Preparation of MacConkey agar
Suspend 50 g in 1 L distilled water.
Mix well and sterilise by autoclaving at 121 °C .
Cool to 50 °C in a water bath and add cefotaxime to a final concentration of 1 µg/mL.
Pour into sterile petri dishes and allow to dry, then store at 4 °C for up to 1 month.
Preparation of Stool Solution (adapted from maltodextrin:trehelose method in Burz et al. 2019)
Dissolve 9.4 g of maltodextrin and 3.1 g of trehalose in 450 mL of PBS.
Put into a waterbath set to 40 °C until dissolved.
Add 50 mL glycerol (to give a final concentration of 10 % volume glycerol).
Filter sterilise.
Aliquot 500 µL into cryovials. Cryovials can be stored at Room temperature for up to 6 months. 2 cryovials will be needed for each sample.
Sample processing
Sample processing
Stool and rectal swab processing
A) Swabs: Transfer the rectal swab into a 15mL falcon tube containing 5 mL of BPW enrichment broth. Cut the end of the swab and replace the cap of the falcon tube.

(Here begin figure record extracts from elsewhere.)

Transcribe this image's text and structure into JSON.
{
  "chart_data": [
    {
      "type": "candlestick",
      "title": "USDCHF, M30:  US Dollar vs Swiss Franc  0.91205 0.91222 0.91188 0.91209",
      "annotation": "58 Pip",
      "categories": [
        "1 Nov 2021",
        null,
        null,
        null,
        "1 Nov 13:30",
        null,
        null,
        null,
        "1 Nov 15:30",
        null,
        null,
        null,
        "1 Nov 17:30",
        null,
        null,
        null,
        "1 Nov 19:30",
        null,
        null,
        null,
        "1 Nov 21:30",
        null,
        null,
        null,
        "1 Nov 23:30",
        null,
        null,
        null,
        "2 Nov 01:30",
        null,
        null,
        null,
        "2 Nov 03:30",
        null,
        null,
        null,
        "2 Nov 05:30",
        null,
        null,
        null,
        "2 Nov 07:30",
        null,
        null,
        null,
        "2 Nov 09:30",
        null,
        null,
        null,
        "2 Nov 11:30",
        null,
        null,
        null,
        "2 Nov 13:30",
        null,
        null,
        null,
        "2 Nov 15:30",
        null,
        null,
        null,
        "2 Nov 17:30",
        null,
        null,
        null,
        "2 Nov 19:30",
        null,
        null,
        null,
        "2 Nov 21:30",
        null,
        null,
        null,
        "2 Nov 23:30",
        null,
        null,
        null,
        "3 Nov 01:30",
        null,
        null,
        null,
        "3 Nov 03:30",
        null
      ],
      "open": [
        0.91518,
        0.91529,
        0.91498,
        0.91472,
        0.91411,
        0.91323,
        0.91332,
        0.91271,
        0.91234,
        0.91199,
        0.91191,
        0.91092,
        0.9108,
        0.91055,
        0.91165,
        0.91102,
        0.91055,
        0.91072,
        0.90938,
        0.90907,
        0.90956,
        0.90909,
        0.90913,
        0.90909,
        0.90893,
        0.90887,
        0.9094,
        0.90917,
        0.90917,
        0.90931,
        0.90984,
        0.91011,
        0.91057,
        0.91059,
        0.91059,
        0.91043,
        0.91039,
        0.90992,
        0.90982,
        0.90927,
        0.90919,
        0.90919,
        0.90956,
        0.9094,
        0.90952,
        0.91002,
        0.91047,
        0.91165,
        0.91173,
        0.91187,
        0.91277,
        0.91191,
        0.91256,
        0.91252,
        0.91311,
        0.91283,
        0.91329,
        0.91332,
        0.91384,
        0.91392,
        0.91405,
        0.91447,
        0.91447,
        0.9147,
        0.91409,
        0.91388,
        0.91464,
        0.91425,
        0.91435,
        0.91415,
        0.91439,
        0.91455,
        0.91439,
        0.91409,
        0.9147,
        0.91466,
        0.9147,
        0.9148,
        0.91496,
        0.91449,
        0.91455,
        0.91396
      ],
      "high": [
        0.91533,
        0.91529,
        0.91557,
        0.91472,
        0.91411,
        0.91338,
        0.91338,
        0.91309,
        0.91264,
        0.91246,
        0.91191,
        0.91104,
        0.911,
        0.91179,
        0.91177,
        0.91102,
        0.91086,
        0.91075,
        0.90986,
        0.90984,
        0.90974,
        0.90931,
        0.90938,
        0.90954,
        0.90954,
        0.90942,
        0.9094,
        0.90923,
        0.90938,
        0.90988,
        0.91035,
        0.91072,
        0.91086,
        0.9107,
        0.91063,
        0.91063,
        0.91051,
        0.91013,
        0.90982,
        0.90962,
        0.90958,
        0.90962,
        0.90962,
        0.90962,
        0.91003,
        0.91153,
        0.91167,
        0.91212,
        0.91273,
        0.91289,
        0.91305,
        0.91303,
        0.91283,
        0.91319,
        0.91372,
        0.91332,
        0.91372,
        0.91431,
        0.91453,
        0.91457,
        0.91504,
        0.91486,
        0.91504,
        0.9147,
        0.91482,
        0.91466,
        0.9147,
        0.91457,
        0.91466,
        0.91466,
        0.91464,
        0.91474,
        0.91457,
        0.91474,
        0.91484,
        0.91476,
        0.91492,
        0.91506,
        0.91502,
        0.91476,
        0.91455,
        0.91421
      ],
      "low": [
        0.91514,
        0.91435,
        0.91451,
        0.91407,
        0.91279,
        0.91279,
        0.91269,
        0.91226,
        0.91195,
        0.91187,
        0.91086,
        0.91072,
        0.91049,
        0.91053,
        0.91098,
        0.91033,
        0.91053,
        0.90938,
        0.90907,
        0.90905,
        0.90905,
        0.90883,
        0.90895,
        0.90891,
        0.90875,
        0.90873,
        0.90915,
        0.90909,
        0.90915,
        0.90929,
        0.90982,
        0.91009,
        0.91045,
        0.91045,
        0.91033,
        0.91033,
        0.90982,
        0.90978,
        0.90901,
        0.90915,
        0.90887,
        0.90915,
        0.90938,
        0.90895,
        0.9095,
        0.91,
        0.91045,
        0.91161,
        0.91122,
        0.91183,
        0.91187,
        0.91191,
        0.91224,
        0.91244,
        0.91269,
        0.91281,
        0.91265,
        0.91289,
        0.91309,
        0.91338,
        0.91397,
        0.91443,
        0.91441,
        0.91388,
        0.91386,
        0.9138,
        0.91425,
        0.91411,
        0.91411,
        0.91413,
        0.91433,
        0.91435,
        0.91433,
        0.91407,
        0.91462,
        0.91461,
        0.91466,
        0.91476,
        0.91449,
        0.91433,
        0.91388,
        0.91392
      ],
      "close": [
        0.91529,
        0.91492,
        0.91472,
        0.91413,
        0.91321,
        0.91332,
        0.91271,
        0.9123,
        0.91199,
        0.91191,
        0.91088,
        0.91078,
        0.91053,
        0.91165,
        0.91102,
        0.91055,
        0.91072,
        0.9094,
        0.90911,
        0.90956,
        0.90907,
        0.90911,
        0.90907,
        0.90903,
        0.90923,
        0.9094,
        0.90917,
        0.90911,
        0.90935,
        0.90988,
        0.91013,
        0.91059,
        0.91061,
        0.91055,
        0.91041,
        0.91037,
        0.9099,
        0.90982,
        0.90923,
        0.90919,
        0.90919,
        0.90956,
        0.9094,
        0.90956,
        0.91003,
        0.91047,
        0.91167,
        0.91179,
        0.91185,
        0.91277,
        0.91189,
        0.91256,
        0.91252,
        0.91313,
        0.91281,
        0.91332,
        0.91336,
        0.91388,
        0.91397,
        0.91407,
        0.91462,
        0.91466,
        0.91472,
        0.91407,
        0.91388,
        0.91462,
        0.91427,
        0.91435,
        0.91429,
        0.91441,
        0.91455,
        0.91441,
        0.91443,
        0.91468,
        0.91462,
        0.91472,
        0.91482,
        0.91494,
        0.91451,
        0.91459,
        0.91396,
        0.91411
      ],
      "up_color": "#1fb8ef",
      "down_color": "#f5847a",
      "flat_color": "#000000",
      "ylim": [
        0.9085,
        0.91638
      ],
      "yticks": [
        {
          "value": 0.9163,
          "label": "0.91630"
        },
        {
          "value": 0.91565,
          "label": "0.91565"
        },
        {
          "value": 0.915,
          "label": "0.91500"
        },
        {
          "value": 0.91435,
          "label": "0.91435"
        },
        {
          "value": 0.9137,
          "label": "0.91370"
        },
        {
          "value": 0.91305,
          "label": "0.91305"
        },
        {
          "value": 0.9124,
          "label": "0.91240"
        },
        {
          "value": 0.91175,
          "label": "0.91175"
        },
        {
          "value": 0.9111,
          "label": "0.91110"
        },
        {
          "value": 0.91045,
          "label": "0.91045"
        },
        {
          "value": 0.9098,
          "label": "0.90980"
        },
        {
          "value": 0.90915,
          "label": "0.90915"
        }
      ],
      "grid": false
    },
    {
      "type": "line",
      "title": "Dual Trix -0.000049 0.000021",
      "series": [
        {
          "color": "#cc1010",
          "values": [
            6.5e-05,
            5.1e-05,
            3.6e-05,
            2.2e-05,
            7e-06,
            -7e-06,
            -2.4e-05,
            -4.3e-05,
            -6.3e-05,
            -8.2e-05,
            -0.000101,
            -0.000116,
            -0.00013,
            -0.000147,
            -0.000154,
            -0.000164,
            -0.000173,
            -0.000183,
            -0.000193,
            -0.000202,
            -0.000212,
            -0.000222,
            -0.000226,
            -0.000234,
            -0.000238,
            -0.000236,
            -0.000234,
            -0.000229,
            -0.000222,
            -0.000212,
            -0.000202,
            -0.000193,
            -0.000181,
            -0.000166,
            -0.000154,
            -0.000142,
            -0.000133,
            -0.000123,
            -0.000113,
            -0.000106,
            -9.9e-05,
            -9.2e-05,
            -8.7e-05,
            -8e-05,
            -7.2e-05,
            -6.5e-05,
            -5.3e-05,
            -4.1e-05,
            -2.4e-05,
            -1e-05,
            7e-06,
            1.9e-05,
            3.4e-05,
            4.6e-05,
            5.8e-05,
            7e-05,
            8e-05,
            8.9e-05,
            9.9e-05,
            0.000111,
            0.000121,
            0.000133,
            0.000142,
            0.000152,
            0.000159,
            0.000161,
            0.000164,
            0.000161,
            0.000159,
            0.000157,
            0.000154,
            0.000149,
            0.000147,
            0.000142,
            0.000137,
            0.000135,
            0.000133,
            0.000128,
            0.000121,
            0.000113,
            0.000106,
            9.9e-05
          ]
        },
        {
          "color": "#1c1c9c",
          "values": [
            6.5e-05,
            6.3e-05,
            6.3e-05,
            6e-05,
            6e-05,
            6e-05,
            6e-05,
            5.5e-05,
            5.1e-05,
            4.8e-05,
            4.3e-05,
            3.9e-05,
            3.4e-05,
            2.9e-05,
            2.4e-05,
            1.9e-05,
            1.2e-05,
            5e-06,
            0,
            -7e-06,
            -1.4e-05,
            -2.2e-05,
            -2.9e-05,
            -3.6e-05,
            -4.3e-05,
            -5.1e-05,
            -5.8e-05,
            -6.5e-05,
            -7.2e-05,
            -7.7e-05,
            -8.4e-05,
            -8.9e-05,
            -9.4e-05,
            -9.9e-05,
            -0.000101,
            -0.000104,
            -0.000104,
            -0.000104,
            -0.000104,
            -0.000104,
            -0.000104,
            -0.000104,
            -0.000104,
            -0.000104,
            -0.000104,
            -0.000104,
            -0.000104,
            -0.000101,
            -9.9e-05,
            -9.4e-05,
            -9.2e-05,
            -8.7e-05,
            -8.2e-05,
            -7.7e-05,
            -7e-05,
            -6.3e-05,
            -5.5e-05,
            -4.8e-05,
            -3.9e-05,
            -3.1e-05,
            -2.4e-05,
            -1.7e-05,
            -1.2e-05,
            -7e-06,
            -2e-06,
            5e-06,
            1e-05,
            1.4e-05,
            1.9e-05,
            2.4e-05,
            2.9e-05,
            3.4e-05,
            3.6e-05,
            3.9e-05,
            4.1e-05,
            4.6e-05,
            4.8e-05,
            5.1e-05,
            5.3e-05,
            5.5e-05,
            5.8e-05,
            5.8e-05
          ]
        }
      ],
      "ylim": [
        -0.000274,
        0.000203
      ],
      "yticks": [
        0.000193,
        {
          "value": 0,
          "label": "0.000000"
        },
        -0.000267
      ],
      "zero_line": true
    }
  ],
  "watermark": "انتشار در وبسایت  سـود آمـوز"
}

B) Stool samples: weigh stool sample pot (use an empty pot to zero the balance) and resuspend in sample in stool solution. Use 5x the volume of stool solution per g of stool (e.g. 0.5g stool = 2.5ml of stool solution). Add a small stirrer bar to the pot and place on a magnetic stirrer to agitate the sample. Vortex sample to resuspend if necessary. Add 100 µL of resuspended stool into a 15mL falcon tube containing5 mL of BPW.
Incubate the tubes shaking at 220 rpm, 37°C for 4 hours.
After 4 hours, transfer samples to the Class II microbiological safety cabinet (MSC) and streak each sample out onto MacConkey agar supplemented with 1 µg/mL cefotaxime using a 1 µL loop. Incubate the plates overnight at 37 °C .
Pick several positive morphology colonies (colonies that appear red/pink on MacConkey agar) and streak each colony onto a separate section of a new MacConkey agar plate supplemented with 1 µg/mL cefotaxime. Incubate the plates overnight at 37 °C .
DNA extraction
Transfer a 1 µL loopful of each colony restreak to a 1.5 mL tube.
Extract DNA according to the Lucigen MasterPure Complete DNA and RNA Purification kit manual, available at: https://biosearchtech.a.bigcontent.io/v1/static/manual_NAEXPU-001_MasterPure-Complete
Measure the concentration of all DNA extracts using a Qubit according to the manufacturer's recommendations (https://assets.thermofisher.com/TFS-Assets/LSG/manuals/Qubit_dsDNA_BR_Assay_UG.pdf).
Protocol references
Burz, S. D. et al. A Guide for Ex Vivo Handling and Storage of Stool Samples Intended for Fecal
Microbiota Transplantation. Sci Rep 9, (2019).